Quick Reference — All Answers at a Glance
| Question | Topic | Key Result |
|---|---|---|
| Q1(i) | Taxi fare | AP, a=20, d=8 |
| Q1(ii) | Vacuum pump (air removal) | Not AP (it's a GP) |
| Q1(iii) | Well-digging cost | AP, a=150, d=50 |
| Q1(iv) | Compound interest | Not AP (it's a GP) |
| Q2(i)–(v) | First four terms from a, d | See terms table above |
| Q3(i)–(iv) | Finding a and d from an AP | See a/d table above |
| Q4(i),(vi),(ix),(xi),(xiii) | Sequences that are NOT APs | 5 of the 13 parts |
| Q4(ii),(iii),(iv),(v),(vii),(viii),(x),(xii) | Sequences that ARE APs | 8 of the 13 parts |
What This Exercise Prepares You For
Exercise 6.1 is the gateway to the rest of Chapter 6. Once you are confident at spotting an AP and extracting a and d, the next exercises build directly on this skill — deriving and applying the nth-term formula aₙ = a + (n−1)d to solve for unknown terms, and later, finding the sum of the first n terms of an AP using Sₙ = n/2 [2a + (n−1)d].
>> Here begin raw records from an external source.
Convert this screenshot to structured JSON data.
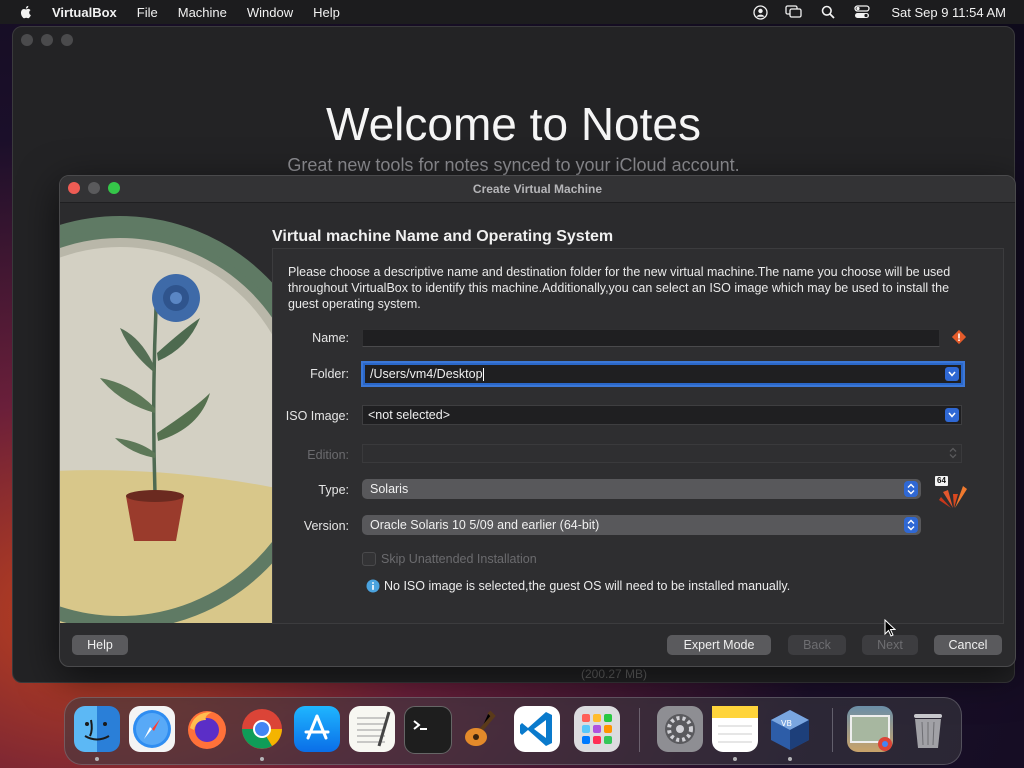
{
  "menubar": {
    "app": "VirtualBox",
    "items": [
      "File",
      "Machine",
      "Window",
      "Help"
    ],
    "clock": "Sat Sep 9  11:54 AM",
    "status_icons": [
      "user-icon",
      "screen-mirror-icon",
      "search-icon",
      "control-center-icon"
    ]
  },
  "notes": {
    "title": "Welcome to Notes",
    "subtitle": "Great new tools for notes synced to your iCloud account.",
    "footer_fragment": "(200.27 MB)"
  },
  "dialog": {
    "title": "Create Virtual Machine",
    "section_title": "Virtual machine Name and Operating System",
    "description": "Please choose a descriptive name and destination folder for the new virtual machine.The name you choose will be used throughout VirtualBox to identify this machine.Additionally,you can select an ISO image which may be used to install the guest operating system.",
    "fields": {
      "name_label": "Name:",
      "name_value": "",
      "folder_label": "Folder:",
      "folder_value": "/Users/vm4/Desktop",
      "iso_label": "ISO Image:",
      "iso_value": "<not selected>",
      "edition_label": "Edition:",
      "edition_value": "",
      "type_label": "Type:",
      "type_value": "Solaris",
      "version_label": "Version:",
      "version_value": "Oracle Solaris 10 5/09 and earlier (64-bit)",
      "os_badge": "64"
    },
    "skip_unattended": {
      "label": "Skip Unattended Installation",
      "checked": false
    },
    "info_message": "No ISO image is selected,the guest OS will need to be installed manually.",
    "buttons": {
      "help": "Help",
      "expert": "Expert Mode",
      "back": "Back",
      "next": "Next",
      "cancel": "Cancel"
    }
  },
  "dock": {
    "apps": [
      "Finder",
      "Safari",
      "Firefox",
      "Chrome",
      "App Store",
      "TextEdit",
      "Terminal",
      "GarageBand",
      "Visual Studio Code",
      "Launchpad",
      "System Settings",
      "Notes",
      "VirtualBox",
      "Downloads",
      "Trash"
    ]
  }
}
The surd-simplification skill practised in parts (v), (xii), and (xiii) of Question 4 connects directly back to the Real Numbers chapter, where simplifying expressions under a square root is taught in detail. The careful sign-handling needed throughout Question 3 also reinforces concepts from Rational Numbers.